In his 2020 bestseller The Alignment Problem, author Brian Christian writes on the real-world dangers of powerful AI models: “The problem, of course, with a system that can, in theory, learn just about anything from a set of examples is that it finds itself, then, at the mercy of the examples from which it’s taught.”
While today’s large-scale pretrained language models like Open AI’s GPT-3 have achieved astounding performance across a wide range of natural language processing (NLP) tasks, such models can often generate unintended outputs that are not in accordance with users’ instructions. Moreover, these outputs can also be biased, untruthful or toxic, potentially resulting in negative societal impacts.
In the new paper Training Language Models To Follow Instructions With Human Feedback,an OpenAI research team leverages reinforcement learning from human feedback (RLHF) techniques (Christiano et al., 2017; Stiennon et al., 2020) to make significant progress on better aligning large language models with users’ intentions. In evaluations, the team’s proposed InstructGPT models are shown to be better at following instructions than GPT-3 while also generating outputs that are more truthful and less toxic.
InstructGPT is designed to encompass both explicit intentions (following user instructions) and implicit intentions (staying truthful, and not being biased, toxic, or otherwise harmful). The researchers borrow from the work of Askell et al. (2021) to characterize desirable language models as helpful (they should help the user solve their task), honest (they shouldn’t fabricate information or mislead the user), and harmless (they should not cause physical, psychological, or social harm to people or the environment).
The high-level InstructGPT process comprises three steps: 1) Collect demonstration data and train a supervised policy; 2) Collect comparison data and train a reward model; and 3) Optimize a policy against the reward model using PPO (Proximal Policy Optimization, Schulman et al., 2017).
The core technique in InstructGPT model training and fine-tuning is RLHF, which uses human preferences as a reward signal. The researchers use a dataset of human-written demonstrations submitted to their API to train supervised learning baselines, then compile a dataset of human-labelled comparisons between two model outputs on a larger set of prompts. They then train a reward model (RM) on this dataset to predict which output their labellers would prefer, and fine-tune the GPT-3 policy to maximize this reward using the PPO algorithm.
In their empirical study, the team evaluated InstructGPT on the API prompt distribution and public NLP datasets. They summarize their findings as:
- Labellers significantly prefer InstructGPT outputs over outputs from GPT-3.
- InstructGPT models show improvements in truthfulness over GPT-3.
- InstructGPT shows small improvements in toxicity over GPT-3, but not bias.
- We can minimize performance regressions on public NLP datasets by modifying our RLHF fine-tuning procedure.
- Our models generalize to the preferences of “held-out” labellers that did not produce any training data.
- Public NLP datasets are not reflective of how our language models are used.
- InstructGPT models show promising generalization to instructions outside of the RLHF fine-tuning distribution.
- InstructGPT still makes simple mistakes.

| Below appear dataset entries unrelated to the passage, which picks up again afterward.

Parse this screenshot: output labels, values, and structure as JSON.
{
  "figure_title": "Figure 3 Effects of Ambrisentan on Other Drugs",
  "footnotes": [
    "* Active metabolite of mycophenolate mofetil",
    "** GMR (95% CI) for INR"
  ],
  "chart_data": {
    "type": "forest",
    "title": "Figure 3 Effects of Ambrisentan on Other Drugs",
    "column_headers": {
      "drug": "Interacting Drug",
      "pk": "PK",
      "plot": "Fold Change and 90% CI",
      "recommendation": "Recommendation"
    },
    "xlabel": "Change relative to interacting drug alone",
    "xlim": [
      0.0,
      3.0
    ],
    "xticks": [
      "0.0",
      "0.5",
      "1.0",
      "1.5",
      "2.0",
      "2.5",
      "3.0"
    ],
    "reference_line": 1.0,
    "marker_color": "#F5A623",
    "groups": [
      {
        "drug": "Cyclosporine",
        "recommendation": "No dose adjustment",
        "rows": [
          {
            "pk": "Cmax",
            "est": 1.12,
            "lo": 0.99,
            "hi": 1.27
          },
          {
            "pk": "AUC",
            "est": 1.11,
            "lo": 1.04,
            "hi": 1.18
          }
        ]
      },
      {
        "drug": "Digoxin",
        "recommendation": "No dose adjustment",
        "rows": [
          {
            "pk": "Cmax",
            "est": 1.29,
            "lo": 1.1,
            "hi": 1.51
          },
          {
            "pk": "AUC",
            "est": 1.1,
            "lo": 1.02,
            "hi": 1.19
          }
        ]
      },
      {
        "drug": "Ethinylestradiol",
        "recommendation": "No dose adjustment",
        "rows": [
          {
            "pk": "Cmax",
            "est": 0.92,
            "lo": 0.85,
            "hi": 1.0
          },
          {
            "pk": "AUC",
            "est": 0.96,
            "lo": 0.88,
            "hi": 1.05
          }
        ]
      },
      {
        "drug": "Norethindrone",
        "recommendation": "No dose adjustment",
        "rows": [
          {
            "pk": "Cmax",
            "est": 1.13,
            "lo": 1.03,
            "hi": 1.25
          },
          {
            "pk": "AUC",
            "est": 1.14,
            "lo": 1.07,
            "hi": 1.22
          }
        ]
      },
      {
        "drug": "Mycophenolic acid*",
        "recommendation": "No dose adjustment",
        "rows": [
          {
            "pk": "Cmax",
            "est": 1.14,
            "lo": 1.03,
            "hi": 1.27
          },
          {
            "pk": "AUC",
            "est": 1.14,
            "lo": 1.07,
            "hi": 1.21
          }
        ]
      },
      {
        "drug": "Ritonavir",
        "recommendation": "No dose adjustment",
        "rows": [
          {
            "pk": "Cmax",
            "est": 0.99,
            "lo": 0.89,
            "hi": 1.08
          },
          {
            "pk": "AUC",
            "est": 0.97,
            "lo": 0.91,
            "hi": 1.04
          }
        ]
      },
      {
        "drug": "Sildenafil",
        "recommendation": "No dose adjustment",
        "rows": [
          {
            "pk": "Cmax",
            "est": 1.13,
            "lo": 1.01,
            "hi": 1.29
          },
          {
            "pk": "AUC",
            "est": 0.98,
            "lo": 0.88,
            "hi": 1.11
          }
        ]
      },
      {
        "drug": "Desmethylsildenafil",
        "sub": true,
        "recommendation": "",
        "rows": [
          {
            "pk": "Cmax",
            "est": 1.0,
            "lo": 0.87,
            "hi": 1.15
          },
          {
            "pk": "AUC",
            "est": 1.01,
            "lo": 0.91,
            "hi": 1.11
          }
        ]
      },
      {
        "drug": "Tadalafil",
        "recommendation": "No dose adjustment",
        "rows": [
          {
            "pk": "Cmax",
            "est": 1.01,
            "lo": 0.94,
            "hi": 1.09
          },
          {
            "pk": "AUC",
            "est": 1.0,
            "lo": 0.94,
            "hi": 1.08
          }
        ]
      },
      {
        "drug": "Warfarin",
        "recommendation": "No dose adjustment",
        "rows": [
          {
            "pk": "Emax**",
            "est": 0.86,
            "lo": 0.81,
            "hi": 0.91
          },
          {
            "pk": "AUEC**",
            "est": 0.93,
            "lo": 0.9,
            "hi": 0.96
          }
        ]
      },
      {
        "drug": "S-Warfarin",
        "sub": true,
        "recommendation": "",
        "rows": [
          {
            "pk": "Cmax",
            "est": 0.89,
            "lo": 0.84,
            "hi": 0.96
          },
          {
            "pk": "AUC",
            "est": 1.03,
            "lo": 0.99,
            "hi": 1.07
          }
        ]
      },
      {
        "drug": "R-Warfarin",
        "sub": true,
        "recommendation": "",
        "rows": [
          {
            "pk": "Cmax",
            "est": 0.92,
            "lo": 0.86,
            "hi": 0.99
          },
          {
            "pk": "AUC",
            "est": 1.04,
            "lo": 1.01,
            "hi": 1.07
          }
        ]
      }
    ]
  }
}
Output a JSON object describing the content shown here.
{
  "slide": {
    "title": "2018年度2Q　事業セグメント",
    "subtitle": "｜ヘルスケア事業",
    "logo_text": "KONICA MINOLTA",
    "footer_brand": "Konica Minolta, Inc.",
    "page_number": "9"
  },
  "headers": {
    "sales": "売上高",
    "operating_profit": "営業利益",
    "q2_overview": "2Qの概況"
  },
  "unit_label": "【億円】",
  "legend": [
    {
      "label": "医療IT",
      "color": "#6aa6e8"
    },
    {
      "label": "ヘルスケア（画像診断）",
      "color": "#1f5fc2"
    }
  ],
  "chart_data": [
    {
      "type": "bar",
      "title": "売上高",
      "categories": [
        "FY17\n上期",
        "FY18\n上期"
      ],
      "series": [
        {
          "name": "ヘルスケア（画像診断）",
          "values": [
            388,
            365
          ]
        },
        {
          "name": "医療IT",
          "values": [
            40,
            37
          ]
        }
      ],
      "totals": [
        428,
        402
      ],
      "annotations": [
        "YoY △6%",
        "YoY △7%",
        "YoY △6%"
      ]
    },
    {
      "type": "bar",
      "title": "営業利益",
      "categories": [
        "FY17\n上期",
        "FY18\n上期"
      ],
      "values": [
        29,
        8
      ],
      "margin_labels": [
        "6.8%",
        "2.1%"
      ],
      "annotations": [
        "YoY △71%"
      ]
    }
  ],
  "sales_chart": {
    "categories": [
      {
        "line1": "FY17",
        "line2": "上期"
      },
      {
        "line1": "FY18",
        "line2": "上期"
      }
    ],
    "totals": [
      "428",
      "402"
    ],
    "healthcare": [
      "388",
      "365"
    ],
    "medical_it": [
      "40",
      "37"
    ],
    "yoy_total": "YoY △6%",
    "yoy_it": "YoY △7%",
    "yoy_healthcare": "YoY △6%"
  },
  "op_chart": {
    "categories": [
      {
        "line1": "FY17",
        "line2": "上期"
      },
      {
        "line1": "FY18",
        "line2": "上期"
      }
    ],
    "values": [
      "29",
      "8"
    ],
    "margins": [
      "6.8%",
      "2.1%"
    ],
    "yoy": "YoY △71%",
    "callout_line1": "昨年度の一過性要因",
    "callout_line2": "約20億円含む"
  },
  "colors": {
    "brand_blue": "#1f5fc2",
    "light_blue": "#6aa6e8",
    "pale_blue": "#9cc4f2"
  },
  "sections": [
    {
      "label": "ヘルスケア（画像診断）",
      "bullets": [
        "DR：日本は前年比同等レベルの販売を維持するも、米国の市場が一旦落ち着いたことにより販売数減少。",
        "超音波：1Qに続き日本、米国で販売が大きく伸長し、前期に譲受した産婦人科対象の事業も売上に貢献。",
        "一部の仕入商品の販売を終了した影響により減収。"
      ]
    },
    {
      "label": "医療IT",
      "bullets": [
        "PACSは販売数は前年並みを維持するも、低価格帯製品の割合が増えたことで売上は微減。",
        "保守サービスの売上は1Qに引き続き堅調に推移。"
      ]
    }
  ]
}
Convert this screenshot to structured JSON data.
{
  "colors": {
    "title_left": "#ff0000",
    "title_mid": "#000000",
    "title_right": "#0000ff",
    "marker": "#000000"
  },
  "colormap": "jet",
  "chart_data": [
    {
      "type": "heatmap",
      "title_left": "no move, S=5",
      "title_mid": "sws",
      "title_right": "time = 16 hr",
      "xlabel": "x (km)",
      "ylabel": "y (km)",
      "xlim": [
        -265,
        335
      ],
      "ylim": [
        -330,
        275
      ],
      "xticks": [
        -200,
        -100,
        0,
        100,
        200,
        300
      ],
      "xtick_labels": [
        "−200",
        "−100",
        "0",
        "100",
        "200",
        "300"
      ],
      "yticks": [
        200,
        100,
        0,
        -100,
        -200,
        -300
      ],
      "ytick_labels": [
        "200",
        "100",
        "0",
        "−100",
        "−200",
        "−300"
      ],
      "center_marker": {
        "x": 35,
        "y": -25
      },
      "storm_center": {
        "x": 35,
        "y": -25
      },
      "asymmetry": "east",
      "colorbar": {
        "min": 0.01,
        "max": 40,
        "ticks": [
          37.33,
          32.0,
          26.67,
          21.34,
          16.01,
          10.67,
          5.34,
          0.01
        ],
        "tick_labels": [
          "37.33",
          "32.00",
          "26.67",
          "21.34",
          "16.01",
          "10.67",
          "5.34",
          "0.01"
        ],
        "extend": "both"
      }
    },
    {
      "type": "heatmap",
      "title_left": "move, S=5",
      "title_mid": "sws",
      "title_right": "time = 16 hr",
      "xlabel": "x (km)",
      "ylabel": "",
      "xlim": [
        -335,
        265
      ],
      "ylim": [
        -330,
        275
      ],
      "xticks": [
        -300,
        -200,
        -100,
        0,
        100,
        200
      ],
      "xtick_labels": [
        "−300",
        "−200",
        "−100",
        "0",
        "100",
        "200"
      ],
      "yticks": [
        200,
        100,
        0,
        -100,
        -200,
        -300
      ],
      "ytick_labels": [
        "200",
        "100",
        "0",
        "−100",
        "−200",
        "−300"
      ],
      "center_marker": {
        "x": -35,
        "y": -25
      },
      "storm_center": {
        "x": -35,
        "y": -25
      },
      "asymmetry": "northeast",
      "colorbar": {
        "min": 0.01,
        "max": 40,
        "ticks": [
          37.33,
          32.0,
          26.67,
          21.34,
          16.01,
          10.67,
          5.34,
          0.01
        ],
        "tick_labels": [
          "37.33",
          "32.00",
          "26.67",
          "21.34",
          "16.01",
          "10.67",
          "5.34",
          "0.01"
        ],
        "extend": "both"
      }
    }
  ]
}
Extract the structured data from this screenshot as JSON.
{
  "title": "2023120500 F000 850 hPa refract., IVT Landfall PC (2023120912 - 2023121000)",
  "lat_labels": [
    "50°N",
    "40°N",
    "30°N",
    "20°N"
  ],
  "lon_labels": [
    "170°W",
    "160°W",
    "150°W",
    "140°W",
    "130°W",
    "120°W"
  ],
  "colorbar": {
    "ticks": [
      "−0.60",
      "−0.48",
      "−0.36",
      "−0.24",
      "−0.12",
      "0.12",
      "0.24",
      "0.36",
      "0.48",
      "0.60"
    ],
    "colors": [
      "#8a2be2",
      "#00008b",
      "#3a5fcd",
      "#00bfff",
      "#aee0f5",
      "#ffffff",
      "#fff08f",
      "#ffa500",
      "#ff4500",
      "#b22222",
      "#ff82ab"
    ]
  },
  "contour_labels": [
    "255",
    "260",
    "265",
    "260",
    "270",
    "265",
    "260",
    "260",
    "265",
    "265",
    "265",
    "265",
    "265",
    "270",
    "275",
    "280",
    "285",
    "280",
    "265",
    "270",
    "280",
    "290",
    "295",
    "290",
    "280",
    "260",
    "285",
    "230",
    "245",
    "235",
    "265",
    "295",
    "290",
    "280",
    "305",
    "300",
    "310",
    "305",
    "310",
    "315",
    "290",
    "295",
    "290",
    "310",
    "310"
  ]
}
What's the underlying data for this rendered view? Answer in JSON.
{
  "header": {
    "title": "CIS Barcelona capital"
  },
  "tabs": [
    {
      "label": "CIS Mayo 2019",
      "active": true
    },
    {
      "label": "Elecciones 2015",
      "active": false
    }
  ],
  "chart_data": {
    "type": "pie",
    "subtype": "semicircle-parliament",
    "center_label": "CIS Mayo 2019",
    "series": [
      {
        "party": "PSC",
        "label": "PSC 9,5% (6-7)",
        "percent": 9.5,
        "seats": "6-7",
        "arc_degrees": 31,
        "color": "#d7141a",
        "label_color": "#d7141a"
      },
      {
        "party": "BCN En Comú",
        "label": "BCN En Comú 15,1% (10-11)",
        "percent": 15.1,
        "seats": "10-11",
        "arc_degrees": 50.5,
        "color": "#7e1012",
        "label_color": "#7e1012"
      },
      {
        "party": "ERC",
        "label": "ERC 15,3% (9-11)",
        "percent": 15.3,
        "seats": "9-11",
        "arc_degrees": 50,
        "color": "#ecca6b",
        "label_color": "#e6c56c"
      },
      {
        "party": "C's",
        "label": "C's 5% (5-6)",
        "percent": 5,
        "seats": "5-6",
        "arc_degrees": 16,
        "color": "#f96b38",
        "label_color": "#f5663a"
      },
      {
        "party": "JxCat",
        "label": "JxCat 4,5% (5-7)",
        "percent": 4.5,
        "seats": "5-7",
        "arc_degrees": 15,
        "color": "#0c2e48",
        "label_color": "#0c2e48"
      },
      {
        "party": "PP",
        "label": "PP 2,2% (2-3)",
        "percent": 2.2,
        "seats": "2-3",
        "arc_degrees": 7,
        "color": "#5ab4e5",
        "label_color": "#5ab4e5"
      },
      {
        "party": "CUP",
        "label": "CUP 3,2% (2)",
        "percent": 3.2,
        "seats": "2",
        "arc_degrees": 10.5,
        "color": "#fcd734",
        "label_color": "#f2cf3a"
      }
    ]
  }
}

Overall, the results show that InstructGPT can significantly improve GPT behaviour on a wide range of tasks, demonstrating fine-tuning with human feedback as a promising direction for better aligning large language models with human intent. The researchers plan to continue developing their techniques to make such language models both safer and more helpful.
The paper Training Language Models To Follow Instructions With Human Feedback is on openai.com.